Saturday, January 12, 2008

Last night, the nation television station here read a government communiqué regarding the murder that I wrote about yesterday. I didn’t see it myself, but today I received an article by email from Ramata Soré at L’Evenement, Burkina’s best newspaper. Yesterday’s rumours mostly had it right, but the money changer was the Burkinabé man and not the Lebanese.

The Ministry of Security has just announced that police in the Bogodogo neighbourhood in Ouagadougou have discovered the body of a young Burkinabé named Idrissa Ouedraogo, called Daouda.
According to the Ministry, he was murdered by a Lebanese man called Abas Damin, present in Burkina for the last 8 months. The killing took place the night of the 9-10 January 2008 at the home of the Lebanese. According to the announcement made on television, the Lebanese had called Ouedraogo, a money-changer, to his home under the pretext of wishing to exchange CFA francs for American dollars.
Once the crime was committed, Damin left Burkina. He was located in Abidjan by Interpol, but has not yet been apprehended. According to the announcement, the Lebanese community is also active in seeking the killer. The government asks the population to remain calm and practice restraint, promising that the crime will not go unpunished”.

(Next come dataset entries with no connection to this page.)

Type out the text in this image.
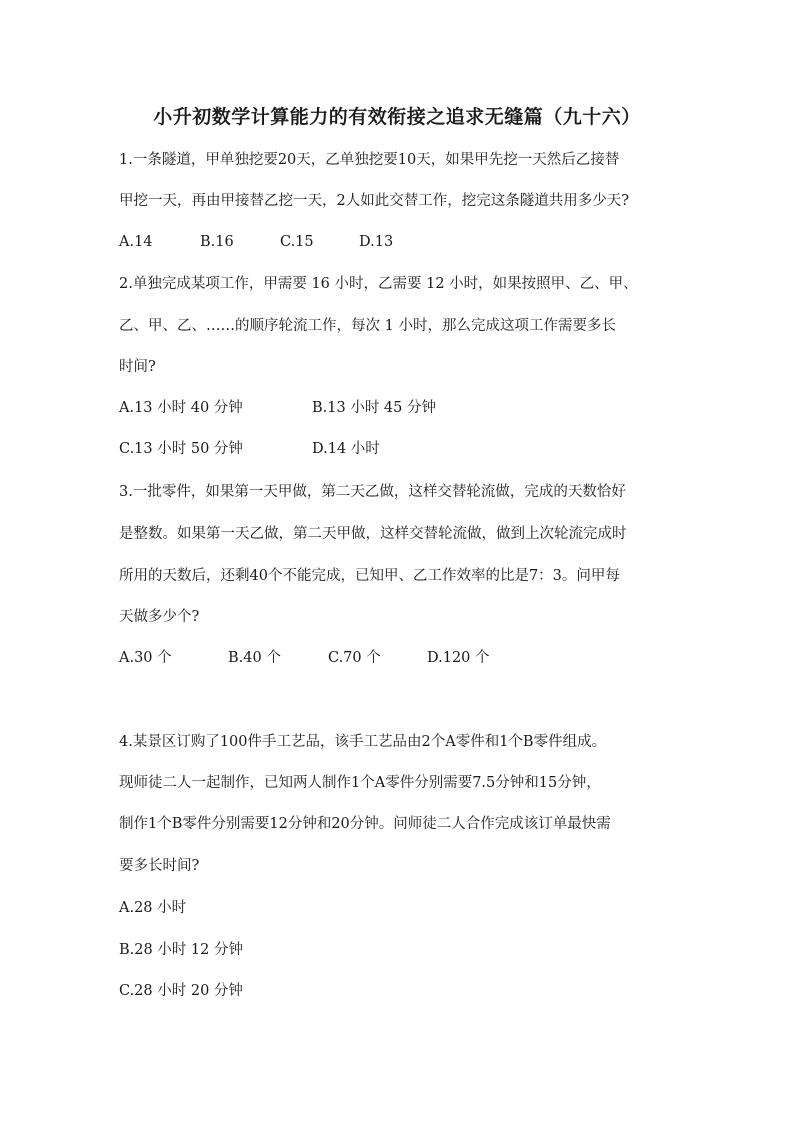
小升初数学计算能力的有效衔接之追求无缝篇（九十六）

1.一条隧道，甲单独挖要20天，乙单独挖要10天，如果甲先挖一天然后乙接替

甲挖一天，再由甲接替乙挖一天，2人如此交替工作，挖完这条隧道共用多少天?

A.14	B.16	C.15	D.13

2.单独完成某项工作，甲需要 16 小时，乙需要 12 小时，如果按照甲、乙、甲、

乙、甲、乙、……的顺序轮流工作，每次 1 小时，那么完成这项工作需要多长

时间?

A.13 小时 40 分钟	B.13 小时 45 分钟
C.13 小时 50 分钟	D.14 小时

3.一批零件，如果第一天甲做，第二天乙做，这样交替轮流做，完成的天数恰好

是整数。如果第一天乙做，第二天甲做，这样交替轮流做，做到上次轮流完成时

所用的天数后，还剩40个不能完成，已知甲、乙工作效率的比是7：3。问甲每

天做多少个?

A.30 个	B.40 个	C.70 个	D.120 个

4.某景区订购了100件手工艺品，该手工艺品由2个A零件和1个B零件组成。

现师徒二人一起制作，已知两人制作1个A零件分别需要7.5分钟和15分钟，

制作1个B零件分别需要12分钟和20分钟。问师徒二人合作完成该订单最快需

要多长时间?

A.28 小时

B.28 小时 12 分钟

C.28 小时 20 分钟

The article then goes on to reprise the Kundé bar murders of last March. I’m not exactly sure why, as it has nothing to do with this case, as far as I can tell.
After the end of the piece, there are a few comments, one from someone signed “a Concerned Citizen”. Among other things, he complains that:

'This murder is the result of the real chaos that reigns in all the sub-Saharan nations and the demand that all foreigners
be treated like kings. So, it is by no means surprising that the latter, Européens or Arabs, turn out to be the worst cases. This culture of impunity towards foreign rich people, constantly supported by the corrupt police force, is very well known in Ivory Coast where many young men from Ivory Coast have been assassinated or wounded by weapons fired by foreigners. And even in Burkina, there are examples ,such as in Bobo where a young man was shot by... a rich Lebanese, because of a money problem between them.
I will avoid citing the Lebanese particularly, even though it is them in general who carry out these kinds of acts with the support of politicians and police officers greedy for briefcases full of cash. I will not to call for a popular uprising against this community, of which some members are now real Burkinabès and take an active part in the construction of our Nation. But we must recognise that a considerable number of foreigners think that this is still the Africa of the ' dirty negro slaves’ where everything is permitted to them .”

The next commenter remarked that “A Concerned Citizen” really needs to start a blog, as his remarks are so spot-on. It all gives an example of the negative general tone of the relationship between the Burkinabés and the large Lebanese population here.

So far there has been no public action. The Ouaga rumour network seems to say that there will protests at the funeral of Ouedraogo. Who knows?

1 comment:

leena miller said...

thanks for these updates beth- i wouldn't get this news otherwise.